Still, problems come up in two common scenarios:

  1. The prior doctor actually discontinued the med (lab issues, new med-med interactions, …), but the patient didn’t realize it (and pharmacies, of course, have no clue).
  2. The patient shouldn’t have been on it in the first place (side effects or contraindications their provider was presumably unaware of).

In my experience, this happens often enough (maybe ~5% of cases). And unfortunately, if you refill it, you own it. “I didn’t prescribe it in the first place,” or “The patient told me they were on it,” doesn’t feel like a defensible position.

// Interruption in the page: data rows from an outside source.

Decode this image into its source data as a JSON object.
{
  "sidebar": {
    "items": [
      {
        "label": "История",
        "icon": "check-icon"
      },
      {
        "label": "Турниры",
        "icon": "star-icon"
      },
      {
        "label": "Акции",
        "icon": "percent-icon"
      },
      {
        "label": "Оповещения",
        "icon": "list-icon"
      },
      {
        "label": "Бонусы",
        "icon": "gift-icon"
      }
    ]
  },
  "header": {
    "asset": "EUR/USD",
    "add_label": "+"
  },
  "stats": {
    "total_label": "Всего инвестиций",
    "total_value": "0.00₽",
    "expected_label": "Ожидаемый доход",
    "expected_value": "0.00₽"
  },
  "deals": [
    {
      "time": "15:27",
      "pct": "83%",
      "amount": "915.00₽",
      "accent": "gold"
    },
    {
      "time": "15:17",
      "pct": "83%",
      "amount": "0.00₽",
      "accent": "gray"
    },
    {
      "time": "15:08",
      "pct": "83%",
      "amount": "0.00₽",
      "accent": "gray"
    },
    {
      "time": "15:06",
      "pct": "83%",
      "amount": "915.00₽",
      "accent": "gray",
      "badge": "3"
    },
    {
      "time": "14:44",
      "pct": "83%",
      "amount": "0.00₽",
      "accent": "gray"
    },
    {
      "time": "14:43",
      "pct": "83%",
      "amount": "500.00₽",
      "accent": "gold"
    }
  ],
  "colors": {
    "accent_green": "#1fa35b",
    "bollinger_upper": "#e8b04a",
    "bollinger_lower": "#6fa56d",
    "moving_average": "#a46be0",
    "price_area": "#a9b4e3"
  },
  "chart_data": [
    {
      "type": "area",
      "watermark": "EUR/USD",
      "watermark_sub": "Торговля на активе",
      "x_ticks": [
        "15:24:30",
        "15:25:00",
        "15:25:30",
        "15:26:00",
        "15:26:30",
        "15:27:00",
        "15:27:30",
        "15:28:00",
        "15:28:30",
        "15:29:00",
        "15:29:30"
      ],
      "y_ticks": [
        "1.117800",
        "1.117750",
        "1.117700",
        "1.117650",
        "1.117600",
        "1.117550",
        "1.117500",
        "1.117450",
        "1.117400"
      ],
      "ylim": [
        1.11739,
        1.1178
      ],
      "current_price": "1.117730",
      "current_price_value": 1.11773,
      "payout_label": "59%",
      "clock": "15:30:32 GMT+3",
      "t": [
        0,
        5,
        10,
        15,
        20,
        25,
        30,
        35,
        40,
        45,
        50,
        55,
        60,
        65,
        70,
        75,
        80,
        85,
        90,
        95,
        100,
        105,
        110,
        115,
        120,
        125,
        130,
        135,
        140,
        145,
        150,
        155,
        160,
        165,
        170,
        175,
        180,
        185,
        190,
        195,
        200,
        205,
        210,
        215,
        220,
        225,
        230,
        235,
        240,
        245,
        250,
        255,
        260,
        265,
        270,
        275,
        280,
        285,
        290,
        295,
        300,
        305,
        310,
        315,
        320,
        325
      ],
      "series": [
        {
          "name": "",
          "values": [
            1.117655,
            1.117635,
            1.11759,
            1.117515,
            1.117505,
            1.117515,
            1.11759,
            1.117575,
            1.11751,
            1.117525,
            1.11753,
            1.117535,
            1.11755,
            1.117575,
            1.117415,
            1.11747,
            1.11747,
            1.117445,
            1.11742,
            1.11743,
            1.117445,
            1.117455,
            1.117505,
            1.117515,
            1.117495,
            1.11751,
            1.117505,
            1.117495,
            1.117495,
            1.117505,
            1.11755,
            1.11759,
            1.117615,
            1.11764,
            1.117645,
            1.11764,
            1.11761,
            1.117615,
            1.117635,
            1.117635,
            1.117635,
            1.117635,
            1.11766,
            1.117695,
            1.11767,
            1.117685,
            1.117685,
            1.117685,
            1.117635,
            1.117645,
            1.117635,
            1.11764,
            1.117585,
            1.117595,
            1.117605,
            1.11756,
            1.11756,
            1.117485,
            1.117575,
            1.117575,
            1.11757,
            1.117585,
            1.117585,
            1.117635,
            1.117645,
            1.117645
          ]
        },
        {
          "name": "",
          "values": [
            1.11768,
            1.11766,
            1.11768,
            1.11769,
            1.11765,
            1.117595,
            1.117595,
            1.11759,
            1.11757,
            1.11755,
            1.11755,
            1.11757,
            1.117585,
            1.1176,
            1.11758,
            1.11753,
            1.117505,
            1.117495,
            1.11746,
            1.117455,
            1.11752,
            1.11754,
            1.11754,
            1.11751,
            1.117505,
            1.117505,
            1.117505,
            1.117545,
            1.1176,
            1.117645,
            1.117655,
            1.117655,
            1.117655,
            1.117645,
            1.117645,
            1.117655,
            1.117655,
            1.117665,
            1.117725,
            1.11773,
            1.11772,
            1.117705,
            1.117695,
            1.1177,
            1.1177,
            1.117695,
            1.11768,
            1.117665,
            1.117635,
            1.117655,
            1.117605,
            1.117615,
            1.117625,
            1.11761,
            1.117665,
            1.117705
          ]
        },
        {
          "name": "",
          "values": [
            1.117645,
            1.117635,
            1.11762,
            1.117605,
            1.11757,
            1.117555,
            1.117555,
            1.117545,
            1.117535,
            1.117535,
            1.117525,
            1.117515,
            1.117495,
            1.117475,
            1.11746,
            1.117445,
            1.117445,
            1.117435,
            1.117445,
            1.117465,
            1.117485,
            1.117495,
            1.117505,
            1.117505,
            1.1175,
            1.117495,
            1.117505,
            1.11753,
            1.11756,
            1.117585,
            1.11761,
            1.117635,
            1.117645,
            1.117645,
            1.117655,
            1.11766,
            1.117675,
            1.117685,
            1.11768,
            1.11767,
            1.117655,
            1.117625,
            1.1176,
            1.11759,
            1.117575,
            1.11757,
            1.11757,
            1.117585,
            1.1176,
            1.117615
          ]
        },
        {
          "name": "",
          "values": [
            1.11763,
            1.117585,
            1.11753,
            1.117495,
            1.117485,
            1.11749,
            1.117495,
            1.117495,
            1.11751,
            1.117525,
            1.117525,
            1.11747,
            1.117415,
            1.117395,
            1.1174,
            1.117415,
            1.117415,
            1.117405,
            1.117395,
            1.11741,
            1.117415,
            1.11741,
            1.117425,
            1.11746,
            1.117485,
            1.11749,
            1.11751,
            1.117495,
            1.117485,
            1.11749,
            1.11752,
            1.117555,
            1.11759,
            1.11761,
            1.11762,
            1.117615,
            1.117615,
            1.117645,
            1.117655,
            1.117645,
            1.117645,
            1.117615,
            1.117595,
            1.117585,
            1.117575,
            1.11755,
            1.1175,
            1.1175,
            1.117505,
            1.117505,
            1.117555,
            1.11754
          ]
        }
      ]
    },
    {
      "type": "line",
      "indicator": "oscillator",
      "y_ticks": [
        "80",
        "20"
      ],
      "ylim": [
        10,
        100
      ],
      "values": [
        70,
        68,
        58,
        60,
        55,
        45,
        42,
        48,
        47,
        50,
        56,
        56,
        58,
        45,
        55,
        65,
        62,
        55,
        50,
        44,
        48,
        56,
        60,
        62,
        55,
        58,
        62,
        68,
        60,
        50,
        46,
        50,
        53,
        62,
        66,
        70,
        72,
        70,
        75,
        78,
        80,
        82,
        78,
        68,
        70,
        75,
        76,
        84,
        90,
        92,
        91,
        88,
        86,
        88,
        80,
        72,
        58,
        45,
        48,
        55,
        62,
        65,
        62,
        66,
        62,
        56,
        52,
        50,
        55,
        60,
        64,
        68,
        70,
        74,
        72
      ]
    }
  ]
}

So my approach to refilling other providers’ prescriptions is:

  1. Given what I’d reasonably have access to (HIE, recent labs) + what the patient reports: should they be on this medication?
  2. If yes, should I refill it?

This is why I’m watching the recent buzz about Utah allowing a non–FDA-cleared AI agent (Doctronic) to run a direct-to-consumer refill workflow. After trying the interface, my sense (I could be wrong) is the default assumption is: the med was appropriately prescribed, the patient simply ran out, and the main check is whether they report new contraindications.

That will work for most cases, and we shouldn’t let edge cases derail access. But the unhappy path is one I see fairly often, and it’s hard to address when data is missing/fragmented. This isn’t really AI vs human—it’s a missing data problem. But the AI will only be as good as what it can see (and how it’s trained).